Ab Juli erhalten Ärzte für den Versand eines "e-Arztbriefs" einen Euro, für den Empfang 50 Cent. Die Förderung ist auf zwei Jahre befristet. Die KV will dafür jährlich bis zu einer Million Euro bereitstellen. "Ich will die Arztpraxen im Saarland so vernetzen", erläuterte Hauptmann, "dass sie sicher miteinander kommunizieren können".

Ein Grund für die hohe Beteiligung an KV-Safe-Net im Saarland sind möglicherweise die laut KV in dieser Form bundesweit einmaligen Online-Testabrechnungen. Sie sind künftig nur noch via KV-Safe-Net möglich. Damit können die Ärzte auch mitten im Quartal ihre Abrechnungen so oft sie wollen online prüfen lassen und erhalten schon nach wenigen Sekunden Antwort von der KV.

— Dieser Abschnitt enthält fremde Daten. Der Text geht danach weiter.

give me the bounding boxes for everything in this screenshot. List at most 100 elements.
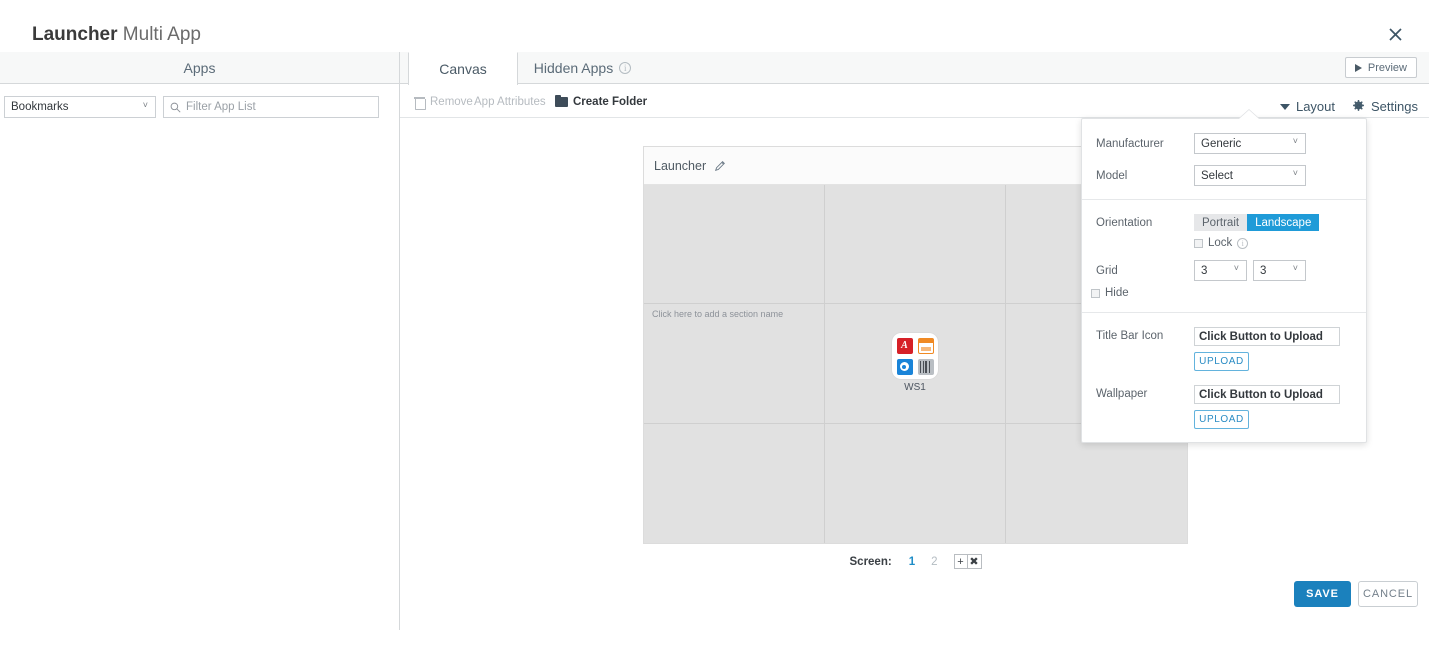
grid-cols-select[interactable]: 3 ˅ bbox=[1253, 260, 1306, 281]
title-bar-icon-row: Title Bar Icon Click Button to Upload UP… bbox=[1082, 327, 1366, 371]
tab-hidden-apps[interactable]: Hidden Apps i bbox=[520, 52, 645, 84]
trash-icon bbox=[414, 96, 426, 110]
section-name-placeholder[interactable]: Click here to add a section name bbox=[652, 309, 783, 319]
tab-canvas[interactable]: Canvas bbox=[408, 52, 518, 85]
create-folder-button[interactable]: Create Folder bbox=[555, 93, 647, 111]
app-group-ws1[interactable]: A WS1 bbox=[892, 333, 938, 393]
hide-checkbox[interactable] bbox=[1091, 288, 1100, 298]
orientation-label: Orientation bbox=[1096, 216, 1153, 229]
chevron-down-icon: ˅ bbox=[1233, 263, 1239, 273]
remove-button[interactable]: Remove bbox=[414, 93, 473, 111]
pencil-icon[interactable] bbox=[714, 160, 726, 172]
title-bar-icon-field[interactable]: Click Button to Upload bbox=[1194, 327, 1340, 346]
grid-cell[interactable] bbox=[644, 185, 825, 305]
title-bar-icon-label: Title Bar Icon bbox=[1096, 330, 1164, 342]
search-icon bbox=[170, 102, 181, 113]
info-icon: i bbox=[619, 62, 632, 74]
orientation-toggle: Portrait Landscape bbox=[1194, 214, 1320, 231]
close-icon[interactable] bbox=[1383, 22, 1407, 46]
orientation-landscape-option[interactable]: Landscape bbox=[1247, 214, 1320, 231]
model-select[interactable]: Select ˅ bbox=[1194, 165, 1306, 186]
popover-device-section: Manufacturer Generic ˅ Model Select ˅ bbox=[1082, 119, 1366, 200]
grid-cell[interactable] bbox=[825, 185, 1006, 305]
lock-label: Lock bbox=[1208, 237, 1233, 249]
page-title: Launcher Multi App bbox=[32, 24, 201, 46]
acrobat-icon: A bbox=[896, 337, 913, 354]
gear-icon bbox=[1353, 100, 1364, 111]
grid-row: Grid 3 ˅ 3 ˅ bbox=[1082, 260, 1366, 281]
add-screen-button[interactable]: + bbox=[953, 554, 968, 569]
model-value: Select bbox=[1201, 169, 1233, 182]
app-source-value: Bookmarks bbox=[11, 101, 69, 113]
grid-rows-select[interactable]: 3 ˅ bbox=[1194, 260, 1247, 281]
app-group-label: WS1 bbox=[904, 382, 926, 394]
app-group-tile: A bbox=[892, 333, 938, 380]
lock-checkbox[interactable] bbox=[1194, 238, 1203, 248]
grid-cell[interactable]: A WS1 bbox=[825, 304, 1006, 424]
wallpaper-field-value: Click Button to Upload bbox=[1199, 388, 1323, 401]
grid-cell[interactable] bbox=[644, 423, 825, 543]
screen-page-2[interactable]: 2 bbox=[926, 556, 942, 568]
info-icon: i bbox=[1237, 237, 1249, 249]
hide-checkbox-group: Hide bbox=[1091, 287, 1129, 299]
panel-links: Layout Settings bbox=[1279, 99, 1418, 114]
search-input-placeholder: Filter App List bbox=[186, 101, 256, 113]
wallpaper-upload-button[interactable]: UPLOAD bbox=[1194, 410, 1249, 429]
wallpaper-field[interactable]: Click Button to Upload bbox=[1194, 385, 1340, 404]
delete-screen-button[interactable]: ✖ bbox=[967, 554, 982, 569]
folder-icon bbox=[555, 94, 568, 107]
popover-assets-section: Title Bar Icon Click Button to Upload UP… bbox=[1082, 313, 1366, 442]
orientation-row: Orientation Portrait Landscape bbox=[1082, 214, 1366, 231]
title-bar-icon-upload-button[interactable]: UPLOAD bbox=[1194, 352, 1249, 371]
app-filter-row: Bookmarks ˅ Filter App List bbox=[4, 96, 379, 118]
lock-row: Lock i bbox=[1082, 237, 1366, 249]
screen-page-1[interactable]: 1 bbox=[904, 556, 920, 568]
grid-label: Grid bbox=[1096, 264, 1118, 277]
tab-apps[interactable]: Apps bbox=[0, 52, 399, 84]
settings-toggle-label: Settings bbox=[1371, 99, 1418, 114]
tab-canvas-label: Canvas bbox=[439, 61, 487, 77]
play-icon bbox=[1354, 63, 1362, 72]
app-attributes-label: App Attributes bbox=[474, 96, 546, 108]
title-bar-icon-upload-group: Click Button to Upload UPLOAD bbox=[1194, 327, 1340, 371]
window-title-bar: Launcher Multi App bbox=[0, 0, 1429, 52]
lock-checkbox-group: Lock i bbox=[1194, 237, 1249, 249]
grid-rows-value: 3 bbox=[1201, 264, 1208, 277]
wallpaper-upload-group: Click Button to Upload UPLOAD bbox=[1194, 385, 1340, 429]
model-label: Model bbox=[1096, 169, 1128, 182]
chevron-down-icon: ˅ bbox=[1292, 168, 1298, 178]
manufacturer-row: Manufacturer Generic ˅ bbox=[1082, 133, 1366, 154]
hide-row: Hide bbox=[1082, 287, 1366, 299]
apps-panel: Apps Bookmarks ˅ Filter App List bbox=[0, 52, 400, 630]
grid-cell[interactable] bbox=[825, 423, 1006, 543]
screen-label: Screen: bbox=[849, 555, 892, 568]
action-toolbar: Remove App Attributes Create Folder bbox=[400, 85, 1429, 118]
main-tab-bar: Canvas Hidden Apps i Preview bbox=[400, 52, 1429, 85]
cancel-button[interactable]: CANCEL bbox=[1358, 581, 1418, 607]
tab-hidden-apps-label: Hidden Apps bbox=[533, 60, 614, 76]
popover-arrow bbox=[1239, 110, 1259, 119]
tab-apps-label: Apps bbox=[183, 59, 216, 76]
remove-button-label: Remove bbox=[430, 96, 473, 108]
preview-button[interactable]: Preview bbox=[1344, 57, 1417, 78]
chevron-down-icon: ˅ bbox=[142, 100, 148, 110]
grid-cell[interactable]: Click here to add a section name bbox=[644, 304, 825, 424]
settings-toggle[interactable]: Settings bbox=[1352, 99, 1418, 114]
screen-pagination: Screen: 1 2 + ✖ bbox=[643, 554, 1188, 569]
layout-popover: Manufacturer Generic ˅ Model Select ˅ Or… bbox=[1081, 118, 1367, 443]
save-button[interactable]: SAVE bbox=[1294, 581, 1351, 607]
orientation-portrait-option[interactable]: Portrait bbox=[1194, 214, 1248, 231]
search-input[interactable]: Filter App List bbox=[163, 96, 379, 118]
screen-page-controls: + ✖ bbox=[953, 554, 982, 569]
window-folder-icon bbox=[917, 337, 934, 354]
model-row: Model Select ˅ bbox=[1082, 165, 1366, 186]
app-attributes-button[interactable]: App Attributes bbox=[474, 93, 546, 111]
layout-toggle[interactable]: Layout bbox=[1279, 99, 1335, 114]
hide-label: Hide bbox=[1105, 287, 1129, 299]
outlook-icon bbox=[896, 358, 913, 375]
title-bar-icon-upload-label: UPLOAD bbox=[1199, 356, 1244, 367]
chevron-down-icon: ˅ bbox=[1292, 263, 1298, 273]
wallpaper-row: Wallpaper Click Button to Upload UPLOAD bbox=[1082, 385, 1366, 429]
manufacturer-select[interactable]: Generic ˅ bbox=[1194, 133, 1306, 154]
app-source-select[interactable]: Bookmarks ˅ bbox=[4, 96, 156, 118]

Weitgehend selbst entwickelt

Die Software dafür hat die Saar-KV seit 2009 weitgehend selbst entwickelt. Sie prüft die Abrechnungen automatisiert auf rund 4500 Bestimmungen. Drei bis vier Spezialisten füttern das Programm regelmäßig mit Neuerungen.

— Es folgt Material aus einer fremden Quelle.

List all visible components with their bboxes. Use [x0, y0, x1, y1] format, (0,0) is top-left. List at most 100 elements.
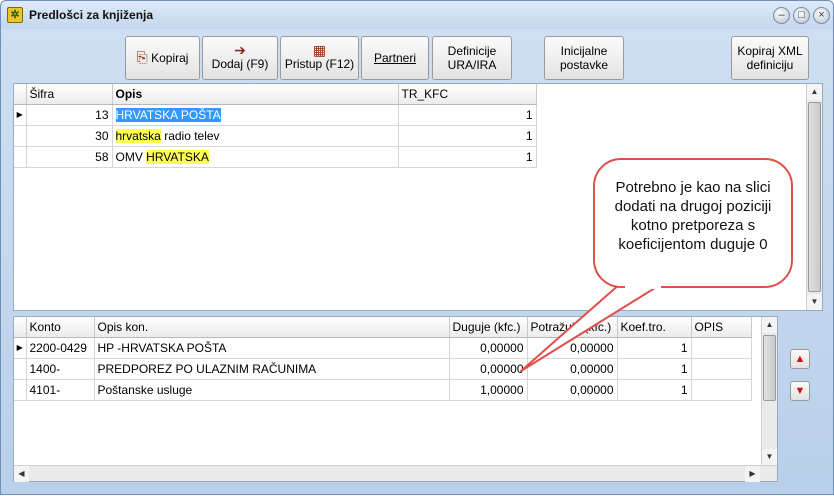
cell-duguje[interactable]: 0,00000 — [449, 337, 528, 359]
cell-opis-kon[interactable]: PREDPOREZ PO ULAZNIM RAČUNIMA — [94, 358, 450, 380]
cell-potrazuje[interactable]: 0,00000 — [527, 379, 618, 401]
scroll-down-icon[interactable]: ▼ — [762, 449, 777, 465]
move-down-button[interactable]: ▼ — [790, 381, 810, 401]
row-indicator — [14, 379, 27, 401]
cell-tr-kfc[interactable]: 1 — [398, 125, 537, 147]
move-up-button[interactable]: ▲ — [790, 349, 810, 369]
current-row-icon: ▶ — [14, 104, 27, 126]
definicije-label-1: Definicije — [447, 44, 497, 58]
cell-koef-tro[interactable]: 1 — [617, 358, 692, 380]
cell-koef-tro[interactable]: 1 — [617, 337, 692, 359]
cell-konto[interactable]: 4101- — [26, 379, 95, 401]
cell-duguje[interactable]: 0,00000 — [449, 358, 528, 380]
cell-opis2[interactable] — [691, 337, 752, 359]
predlosci-header-row: Šifra Opis TR_KFC — [14, 84, 537, 105]
table-row[interactable]: 1400- PREDPOREZ PO ULAZNIM RAČUNIMA 0,00… — [14, 358, 752, 380]
opis-prefix: OMV — [115, 149, 147, 164]
cell-opis-kon[interactable]: Poštanske usluge — [94, 379, 450, 401]
row-indicator — [14, 125, 27, 147]
col-opis-kon[interactable]: Opis kon. — [94, 317, 450, 338]
col-sifra[interactable]: Šifra — [26, 84, 113, 105]
predlosci-table: Šifra Opis TR_KFC ▶ 13 HRVATSKA POŠTA 1 … — [14, 84, 537, 168]
scroll-right-icon[interactable]: ▶ — [745, 466, 760, 482]
col-opis[interactable]: Opis — [112, 84, 399, 105]
search-highlight: HRVATSKA — [146, 149, 209, 164]
row-indicator — [14, 358, 27, 380]
col-potrazuje[interactable]: Potražuje (kfc.) — [527, 317, 618, 338]
cell-opis[interactable]: OMV HRVATSKA — [112, 146, 399, 168]
cell-koef-tro[interactable]: 1 — [617, 379, 692, 401]
konta-header-row: Konto Opis kon. Duguje (kfc.) Potražuje … — [14, 317, 752, 338]
scroll-thumb[interactable] — [763, 335, 776, 401]
app-window: ✲ Predlošci za knjiženja – □ × ⎘ Kopiraj… — [0, 0, 834, 495]
cell-opis[interactable]: HRVATSKA POŠTA — [112, 104, 399, 126]
callout-text: Potrebno je kao na slici dodati na drugo… — [614, 179, 772, 253]
col-konto[interactable]: Konto — [26, 317, 95, 338]
scroll-down-icon[interactable]: ▼ — [807, 294, 822, 310]
kopiraj-xml-label-1: Kopiraj XML — [737, 44, 803, 58]
kopiraj-button[interactable]: ⎘ Kopiraj — [125, 36, 200, 80]
arrow-down-icon: ▼ — [794, 385, 806, 397]
callout-tail-mask — [625, 279, 661, 289]
scroll-thumb[interactable] — [808, 102, 821, 292]
definicije-button[interactable]: Definicije URA/IRA — [432, 36, 512, 80]
opis-rest: radio telev — [160, 128, 220, 143]
konta-table: Konto Opis kon. Duguje (kfc.) Potražuje … — [14, 317, 752, 401]
kopiraj-xml-label-2: definiciju — [746, 58, 794, 72]
cell-konto[interactable]: 1400- — [26, 358, 95, 380]
table-row[interactable]: 30 hrvatska radio telev 1 — [14, 125, 537, 147]
row-indicator — [14, 146, 27, 168]
col-koef-tro[interactable]: Koef.tro. — [617, 317, 692, 338]
maximize-icon[interactable]: □ — [793, 7, 810, 24]
pristup-label: Pristup (F12) — [284, 57, 355, 71]
pristup-button[interactable]: ▦ Pristup (F12) — [280, 36, 359, 80]
table-row[interactable]: ▶ 13 HRVATSKA POŠTA 1 — [14, 104, 537, 126]
add-icon: ➔ — [234, 42, 246, 58]
table-row[interactable]: 58 OMV HRVATSKA 1 — [14, 146, 537, 168]
top-vertical-scrollbar[interactable]: ▲ ▼ — [806, 84, 822, 310]
cell-opis2[interactable] — [691, 358, 752, 380]
partneri-label: Partneri — [373, 51, 417, 65]
close-icon[interactable]: × — [813, 7, 830, 24]
cell-sifra[interactable]: 30 — [26, 125, 113, 147]
scroll-up-icon[interactable]: ▲ — [807, 84, 822, 100]
toolbar: ⎘ Kopiraj ➔ Dodaj (F9) ▦ Pristup (F12) P… — [9, 31, 827, 81]
partneri-button[interactable]: Partneri — [361, 36, 429, 80]
kopiraj-label: Kopiraj — [151, 51, 189, 65]
table-row[interactable]: 4101- Poštanske usluge 1,00000 0,00000 1 — [14, 379, 752, 401]
col-duguje[interactable]: Duguje (kfc.) — [449, 317, 528, 338]
bottom-horizontal-scrollbar[interactable]: ◀ ▶ — [14, 465, 777, 482]
cell-opis-kon[interactable]: HP -HRVATSKA POŠTA — [94, 337, 450, 359]
kopiraj-xml-button[interactable]: Kopiraj XML definiciju — [731, 36, 809, 80]
arrow-up-icon: ▲ — [794, 353, 806, 365]
cell-tr-kfc[interactable]: 1 — [398, 146, 537, 168]
inicijalne-label-1: Inicijalne — [560, 44, 608, 58]
access-icon: ▦ — [312, 42, 327, 58]
inicijalne-postavke-button[interactable]: Inicijalne postavke — [544, 36, 624, 80]
cell-duguje[interactable]: 1,00000 — [449, 379, 528, 401]
cell-opis[interactable]: hrvatska radio telev — [112, 125, 399, 147]
minimize-icon[interactable]: – — [773, 7, 790, 24]
row-indicator-header — [14, 317, 27, 338]
col-tr-kfc[interactable]: TR_KFC — [398, 84, 537, 105]
dodaj-button[interactable]: ➔ Dodaj (F9) — [202, 36, 278, 80]
cell-sifra[interactable]: 58 — [26, 146, 113, 168]
cell-opis2[interactable] — [691, 379, 752, 401]
scroll-up-icon[interactable]: ▲ — [762, 317, 777, 333]
konta-grid: Konto Opis kon. Duguje (kfc.) Potražuje … — [13, 316, 778, 482]
search-highlight: hrvatska — [115, 128, 161, 143]
app-icon: ✲ — [7, 7, 23, 23]
col-opis[interactable]: OPIS — [691, 317, 752, 338]
title-bar: ✲ Predlošci za knjiženja – □ × — [1, 1, 833, 29]
bottom-vertical-scrollbar[interactable]: ▲ ▼ — [761, 317, 777, 465]
cell-tr-kfc[interactable]: 1 — [398, 104, 537, 126]
scroll-left-icon[interactable]: ◀ — [14, 466, 29, 482]
cell-sifra[interactable]: 13 — [26, 104, 113, 126]
table-row[interactable]: ▶ 2200-0429 HP -HRVATSKA POŠTA 0,00000 0… — [14, 337, 752, 359]
cell-potrazuje[interactable]: 0,00000 — [527, 337, 618, 359]
row-indicator-header — [14, 84, 27, 105]
cell-potrazuje[interactable]: 0,00000 — [527, 358, 618, 380]
inicijalne-label-2: postavke — [559, 58, 609, 72]
current-row-icon: ▶ — [14, 337, 27, 359]
cell-konto[interactable]: 2200-0429 — [26, 337, 95, 359]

"Das System ist eine unglaubliche Hilfe. Es wurde begeistert angenommen", so der zuständige KV-Referatsleiter Holger Grothe. "Die ständigen Änderungen sind für die Praxen schwer zu bewältigen", sagt Grothe. "Wenn wir sie nicht auf die Fehler hinweisen würden, würden Praxen sonst kriminalisiert".

Auch die Streitigkeiten der Kassenärzte mit der KV haben abgenommen. Gab es 2008 noch 287 Widersprüche gegen Abrechnungen, so waren es in den ersten drei Quartalen 2013 nur noch 76. KV-Kritiker Dr. Thomas Kajdi weist freilich darauf hin, die Arbeit für die niedergelassenen Mediziner sei trotzdem nicht weniger, sondern mehr geworden.

"Für die Abrechnung", so Kajdi, "habe ich früher einen halben Nachmittag gebraucht. Heute sind es fast zwei Tage".